It’s not every day that the Centers for Medicare and Medicaid Services can address one of the greatest public health challenges of our time through routine rulemaking. But that’s where we find ourselves today.
With its proposed update to the annual Medicare inpatient payment rates for hospitals released last week, CMS has taken an important step toward real and lasting progress in the fight against antimicrobial resistance.
In recent weeks, the severity of the AMR threat has been elevated, once again, to our national attention with reporting on an astonishingly “tenacious” fungus, called Candida auris. It turns out our latest germ foe is “quietly spreading across the globe” because it does not respond to existing antifungal medications.
The real trouble, though, is that C. auris is far from our only enemy in this age of AMR. There’s a growing number of bacterial and fungal infections that prey upon those with weakened immune systems.
According to the Centers for Disease Control and Prevention, each year in the United States, at least 2 million people get an antibiotic-resistant infection. It’s estimated that, of these, approximately 153,000 Americans die from these infections. That’s the equivalent of a jumbo jet crashing to the ground every single day of the year.

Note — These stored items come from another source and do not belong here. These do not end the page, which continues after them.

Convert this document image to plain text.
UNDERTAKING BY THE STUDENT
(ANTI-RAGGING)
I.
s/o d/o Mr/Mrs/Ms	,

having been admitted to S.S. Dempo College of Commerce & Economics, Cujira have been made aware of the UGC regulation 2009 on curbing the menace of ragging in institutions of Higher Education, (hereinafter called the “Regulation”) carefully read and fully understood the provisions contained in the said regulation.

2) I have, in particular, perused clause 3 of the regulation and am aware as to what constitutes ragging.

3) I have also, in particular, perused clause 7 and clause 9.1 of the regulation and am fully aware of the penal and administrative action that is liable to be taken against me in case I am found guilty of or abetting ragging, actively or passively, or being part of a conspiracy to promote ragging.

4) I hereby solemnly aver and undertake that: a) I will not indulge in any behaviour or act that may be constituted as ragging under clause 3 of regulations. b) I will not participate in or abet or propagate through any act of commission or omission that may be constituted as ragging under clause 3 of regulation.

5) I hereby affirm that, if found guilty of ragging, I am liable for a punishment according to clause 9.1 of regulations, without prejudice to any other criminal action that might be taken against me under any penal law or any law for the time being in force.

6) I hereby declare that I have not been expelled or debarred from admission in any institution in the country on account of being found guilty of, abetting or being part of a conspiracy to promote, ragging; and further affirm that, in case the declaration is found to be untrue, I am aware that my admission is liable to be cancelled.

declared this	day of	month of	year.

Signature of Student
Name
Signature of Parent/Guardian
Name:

Perhaps the harder truth is we are in jeopardy of going back to a time when minor accidents and ailments in healthy people send them to their grave. Over the next 35 years, experts predict 10 million deaths could be caused by AMR worldwide.
How did we get here? Most antibiotics have been around for a long, long time — think penicillin — and they’ve been considered among the greatest medical breakthroughs of all time. But they’ve also been a victim of their own success.
By all accounts, antibiotics have been used too liberally and without enough respect for their intended use. The result has been infections of all different types have developed resistance to the antibiotics we’ve come to rely on.
In recent years, countries around the world have recognized this threat and put action plans in place to address it. In the United States, antimicrobial resistance has been deemed a national priority by the last two presidential administrations.
Without exception, experts agree on two keys to addressing the AMR challenge. First, we must use the antibiotics we have more judiciously. Second, companies need to develop novel antibiotics that work in different ways against ever-changing infections.
No doubt, we need more investment in the development of novel antibiotics if we’re going to save lives that are threatened by AMR. But new medicines only get us part of the way there if our health care reimbursement system unintentionally disincentivizes their use.
Currently, hospitals must bill Medicare for the use of antibiotics under what are called diagnosis-related groups. If an advanced generation antibiotic is clinically appropriate, the hospital receives the same payment regardless of a patient’s risk or clinical profile.
DRGs have been effective at reducing wasteful spending. However, when it comes to antibiotics, DRGs serve to encourage the reliance on old, generic versions that are rapidly losing effectiveness and plunging us deeper into this unprecedented public health crisis.
With authority over how hospitals are reimbursed by Medicare for the treatments they deliver to patients, CMS has an important role to play in our collective effort to change the trajectory of this crisis. Last week, CMS proposed providing hospitals with additional payments for new technologies, including potentially new antimicrobial therapies. If finalized, this new approach would put the focus on the most appropriate antibiotic for each patient and not on the least expensive. This change also makes policy sense as it complements the incentives put in place by the Generating Antibiotic Incentives Now Act of 2012, which instituted regulatory changes that encouraged the development of new antibiotics.
For the small pharmaceutical companies, which are responsible for 80 percent of the innovative antibiotics in development today, this change could be critical. We’ve already seen one innovative company declare bankruptcy. Without effective policy reforms, more could follow, and our collective ability to solve this catastrophe will be severely diminished.
It should be encouraging to all of us that CMS recognizes its role in curbing the enormous public health threat of resistant infections. It’s imperative that we finalize the proposed rule this year. Providing our hospitals with adequate reimbursement for new antibiotic therapies is not only sound policy, it’s lifesaving policy.
Ted Schroeder is a board member of the Antimicrobial Working Group and the chief executive officer of Nabriva Therapeutics.